Let me be clear: that is my very personal prejudice, which I admit to
(and then exaggerate a bit for comic effect). Swift has every intention
of being great for, and welcoming, OOP.
> We should not discourage a feature we support, but just make the
> alternatives so so good that people will not want to use anything but
> them (unless they really need to use the older practice of course).
>
> I think this is part of being opinionated, but one of the two aspects:
> do you reward good behaviour over punishing bad one or do you try to
> make people do something better by rendering the alternative more
> limited/less appealing?
>
> (In less serious tone) C'mon Crusty, you refused to move to classes
> with C in the early 80's, staying strong and steady worked, you stuck
> with structs and function pointers, you have won with Swift... there's
> no need to spike the ball :P.
:-).

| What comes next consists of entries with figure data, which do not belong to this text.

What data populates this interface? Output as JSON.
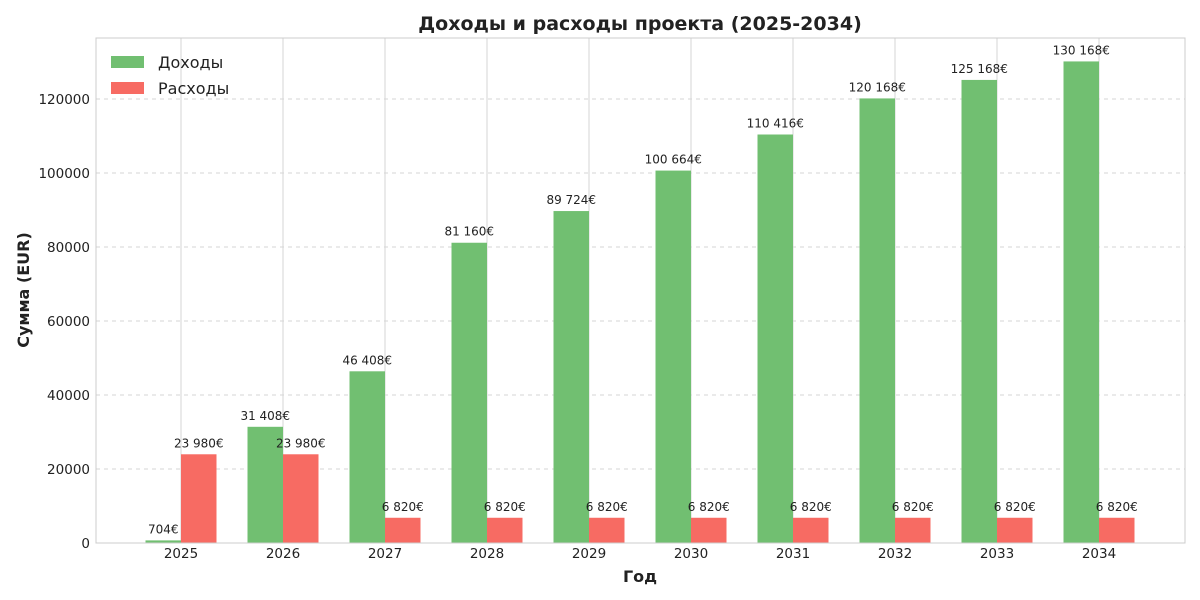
{
  "chart_data": {
    "type": "bar",
    "title": "Доходы и расходы проекта (2025-2034)",
    "xlabel": "Год",
    "ylabel": "Сумма (EUR)",
    "categories": [
      "2025",
      "2026",
      "2027",
      "2028",
      "2029",
      "2030",
      "2031",
      "2032",
      "2033",
      "2034"
    ],
    "ylim": [
      0,
      136500
    ],
    "yticks": [
      0,
      20000,
      40000,
      60000,
      80000,
      100000,
      120000
    ],
    "ytick_labels": [
      "0",
      "20000",
      "40000",
      "60000",
      "80000",
      "100000",
      "120000"
    ],
    "grid": true,
    "legend_position": "top-left",
    "series": [
      {
        "name": "Доходы",
        "color": "#71bf71",
        "values": [
          704,
          31408,
          46408,
          81160,
          89724,
          100664,
          110416,
          120168,
          125168,
          130168
        ],
        "labels": [
          "704€",
          "31 408€",
          "46 408€",
          "81 160€",
          "89 724€",
          "100 664€",
          "110 416€",
          "120 168€",
          "125 168€",
          "130 168€"
        ]
      },
      {
        "name": "Расходы",
        "color": "#f76b63",
        "values": [
          23980,
          23980,
          6820,
          6820,
          6820,
          6820,
          6820,
          6820,
          6820,
          6820
        ],
        "labels": [
          "23 980€",
          "23 980€",
          "6 820€",
          "6 820€",
          "6 820€",
          "6 820€",
          "6 820€",
          "6 820€",
          "6 820€",
          "6 820€"
        ]
      }
    ]
  }
}
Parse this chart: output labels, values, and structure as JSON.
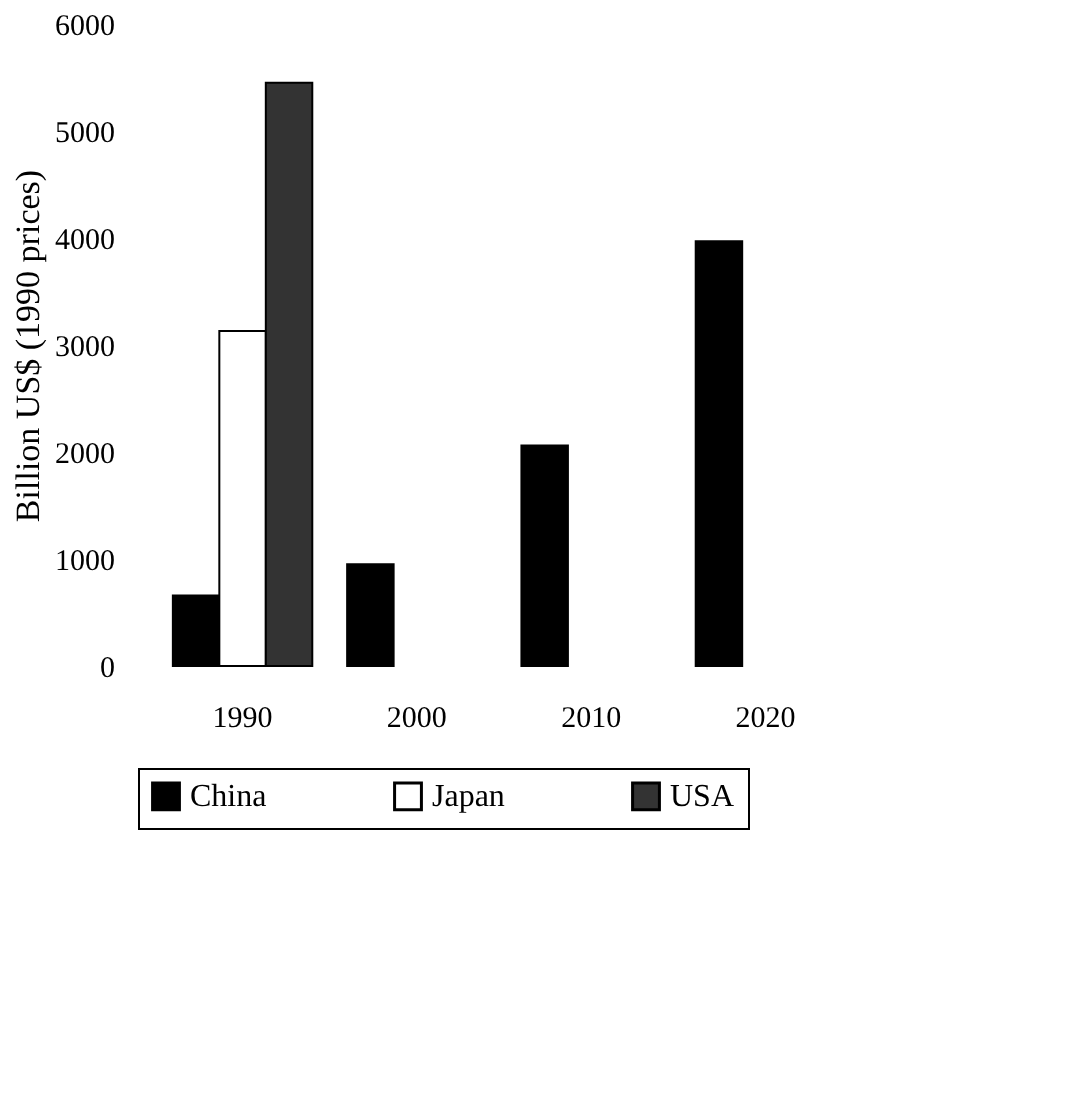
{
  "chart_data": {
    "type": "bar",
    "ylabel": "Billion US$ (1990 prices)",
    "categories": [
      "1990",
      "2000",
      "2010",
      "2020"
    ],
    "series": [
      {
        "name": "China",
        "color": "#000000",
        "values": [
          660,
          950,
          2060,
          3970
        ]
      },
      {
        "name": "Japan",
        "color": "#ffffff",
        "values": [
          3130,
          null,
          null,
          null
        ]
      },
      {
        "name": "USA",
        "color": "#333333",
        "values": [
          5450,
          null,
          null,
          null
        ]
      }
    ],
    "ylim": [
      0,
      6000
    ],
    "yticks": [
      0,
      1000,
      2000,
      3000,
      4000,
      5000,
      6000
    ],
    "grid": false,
    "legend": "bottom"
  }
}
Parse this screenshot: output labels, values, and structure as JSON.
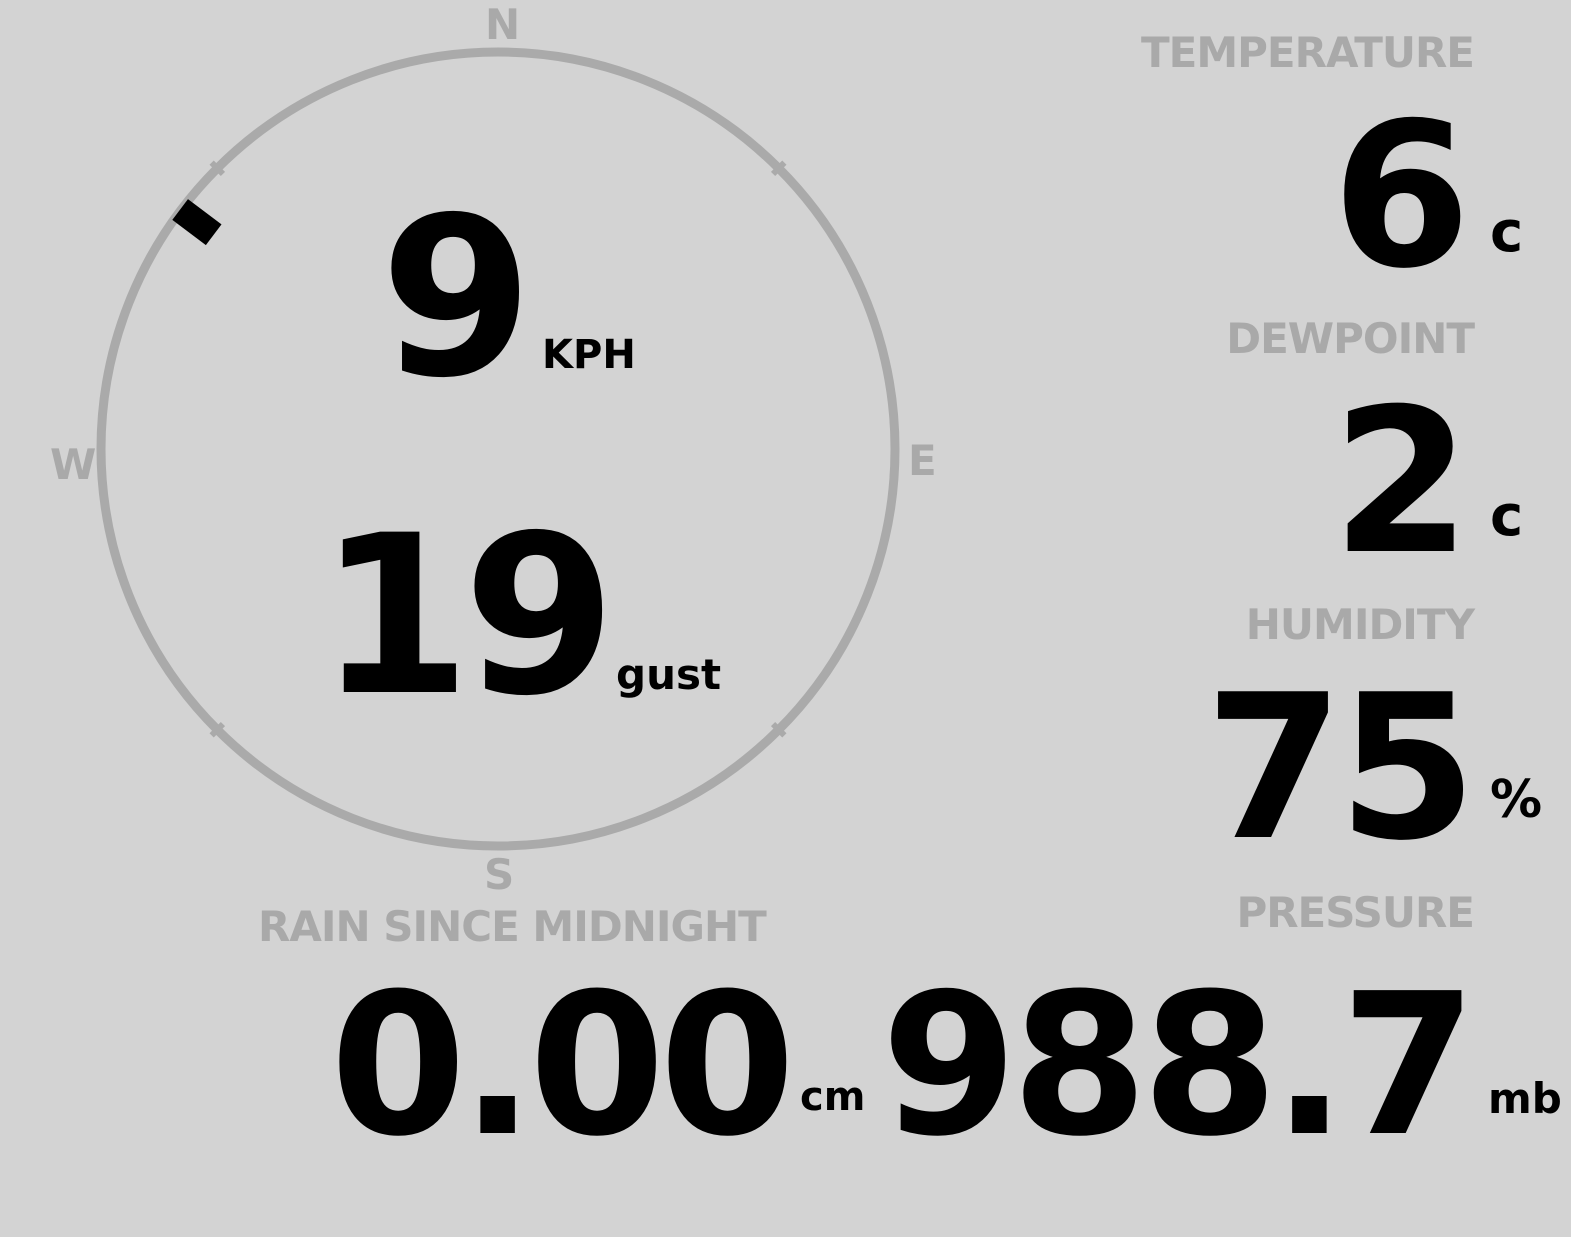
{
  "compass": {
    "labels": {
      "n": "N",
      "e": "E",
      "s": "S",
      "w": "W"
    },
    "wind_direction_deg": 307,
    "ring_color": "#aaaaaa",
    "marker_color": "#000000"
  },
  "wind": {
    "speed": "9",
    "speed_unit": "KPH",
    "gust": "19",
    "gust_unit": "gust"
  },
  "temperature": {
    "label": "TEMPERATURE",
    "value": "6",
    "unit": "c"
  },
  "dewpoint": {
    "label": "DEWPOINT",
    "value": "2",
    "unit": "c"
  },
  "humidity": {
    "label": "HUMIDITY",
    "value": "75",
    "unit": "%"
  },
  "rain": {
    "label": "RAIN SINCE MIDNIGHT",
    "value": "0.00",
    "unit": "cm"
  },
  "pressure": {
    "label": "PRESSURE",
    "value": "988.7",
    "unit": "mb"
  },
  "colors": {
    "background": "#d3d3d3",
    "label": "#a9a9a9",
    "value": "#000000"
  }
}
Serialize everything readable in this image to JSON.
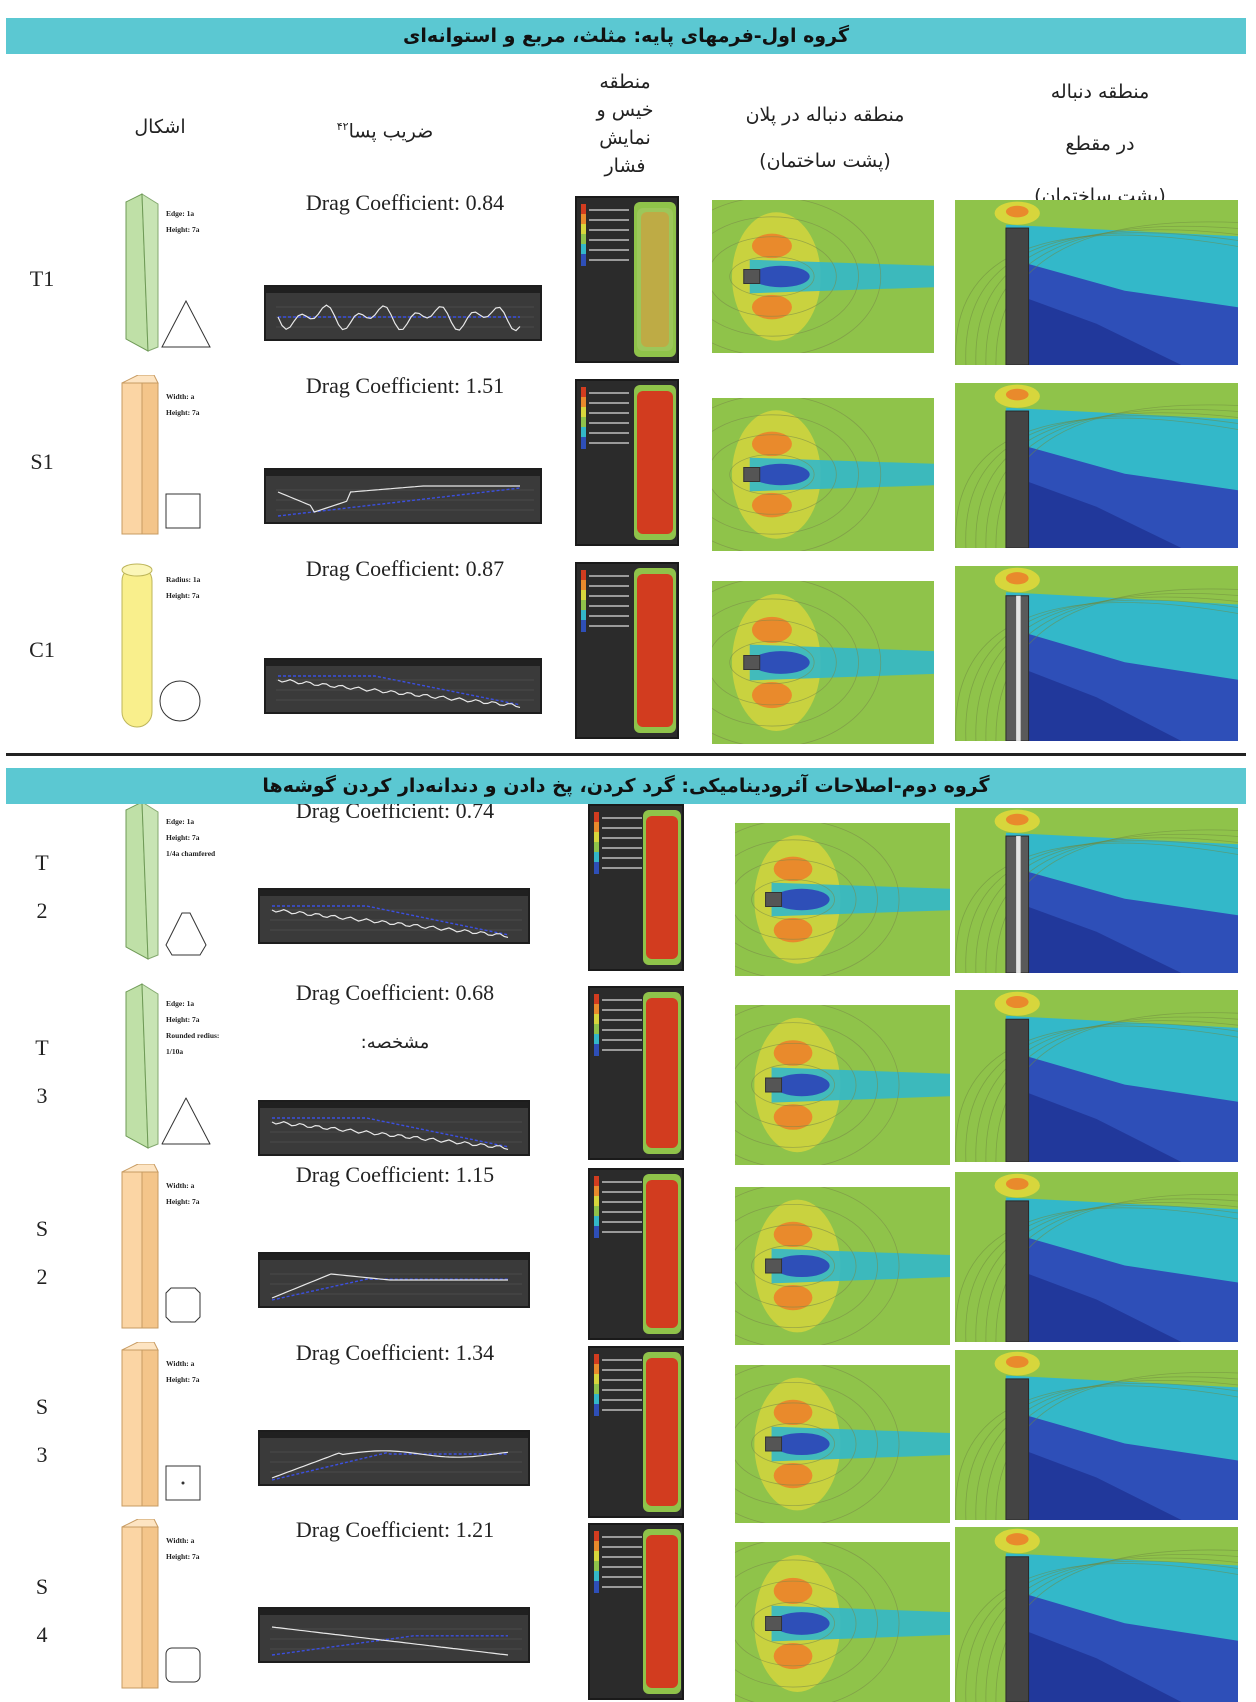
{
  "group1_title": "گروه اول-فرمهای پایه: مثلث، مربع و استوانه‌ای",
  "group2_title": "گروه دوم-اصلاحات آئرودینامیکی: گرد کردن، پخ دادن و دندانه‌دار کردن گوشه‌ها",
  "headers": {
    "shapes": "اشکال",
    "drag": "ضریب پسا",
    "drag_ref": "۴۲",
    "pressure": [
      "منطقه",
      "خیس و",
      "نمایش",
      "فشار"
    ],
    "wake_plan": [
      "منطقه دنباله در پلان",
      "(پشت ساختمان)"
    ],
    "wake_section": [
      "منطقه دنباله",
      "در مقطع",
      "(پشت ساختمان)"
    ]
  },
  "rows": [
    {
      "label": [
        "T1"
      ],
      "drag": "Drag Coefficient: 0.84",
      "shape": "triangle",
      "color": "#bfe0a7",
      "dims": [
        "Edge: 1a",
        "Height: 7a"
      ],
      "extra": ""
    },
    {
      "label": [
        "S1"
      ],
      "drag": "Drag Coefficient: 1.51",
      "shape": "square",
      "color": "#fbd5a4",
      "dims": [
        "Width: a",
        "Height: 7a"
      ],
      "extra": ""
    },
    {
      "label": [
        "C1"
      ],
      "drag": "Drag Coefficient: 0.87",
      "shape": "circle",
      "color": "#f9ef8c",
      "dims": [
        "Radius: 1a",
        "Height: 7a"
      ],
      "extra": ""
    },
    {
      "label": [
        "T",
        "2"
      ],
      "drag": "Drag Coefficient: 0.74",
      "shape": "triangle-chamfer",
      "color": "#bfe0a7",
      "dims": [
        "Edge: 1a",
        "Height: 7a",
        "1/4a chamfered"
      ],
      "extra": ""
    },
    {
      "label": [
        "T",
        "3"
      ],
      "drag": "Drag Coefficient: 0.68",
      "shape": "triangle-round",
      "color": "#bfe0a7",
      "dims": [
        "Edge: 1a",
        "Height: 7a",
        "Rounded redius:",
        "1/10a"
      ],
      "extra": "مشخصه:"
    },
    {
      "label": [
        "S",
        "2"
      ],
      "drag": "Drag Coefficient: 1.15",
      "shape": "square-chamfer",
      "color": "#fbd5a4",
      "dims": [
        "Width: a",
        "Height: 7a"
      ],
      "extra": ""
    },
    {
      "label": [
        "S",
        "3"
      ],
      "drag": "Drag Coefficient: 1.34",
      "shape": "square-notch",
      "color": "#fbd5a4",
      "dims": [
        "Width: a",
        "Height: 7a"
      ],
      "extra": ""
    },
    {
      "label": [
        "S",
        "4"
      ],
      "drag": "Drag Coefficient: 1.21",
      "shape": "square-round",
      "color": "#fbd5a4",
      "dims": [
        "Width: a",
        "Height: 7a"
      ],
      "extra": ""
    }
  ],
  "colors": {
    "header_band": "#5bc8d2",
    "field_green": "#8fc34a",
    "field_yellow": "#d7d63c",
    "field_orange": "#e98a2c",
    "field_red": "#d23c1f",
    "field_cyan": "#33b8c9",
    "field_blue": "#2e4fb8",
    "field_navy": "#1c2f8f",
    "curve_white": "#e8e8e8",
    "curve_blue": "#3b4fe0"
  }
}
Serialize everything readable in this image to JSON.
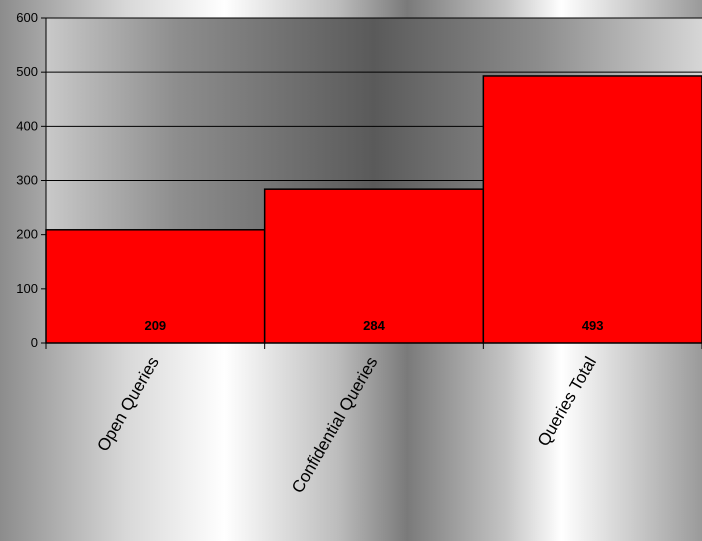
{
  "chart_data": {
    "type": "bar",
    "categories": [
      "Open Queries",
      "Confidential Queries",
      "Queries Total"
    ],
    "values": [
      209,
      284,
      493
    ],
    "ylim": [
      0,
      600
    ],
    "yticks": [
      0,
      100,
      200,
      300,
      400,
      500,
      600
    ],
    "data_labels": [
      "209",
      "284",
      "493"
    ],
    "title": "",
    "xlabel": "",
    "ylabel": "",
    "grid": true,
    "legend": "none",
    "bar_color": "#ff0000"
  }
}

Look, I'm not spiking the ball. I'm saying, the best practice is
to create designs where you don't have to (and even, if supported by the
language, can't) call super. Anyone who doesn't believe me should
search the web for questions about when and whether to call super in
viewWillAppear. APIs that leave programmers with persistent open
questions that don't have clear answers should be improved.
If lots of designs fail to follow that idiom, well, we should certainly
help people to be effective with those designs in spite of their
deficiencies. But we absolutely should *not* punish the best practice
by making the compiler spew warnings when it is followed.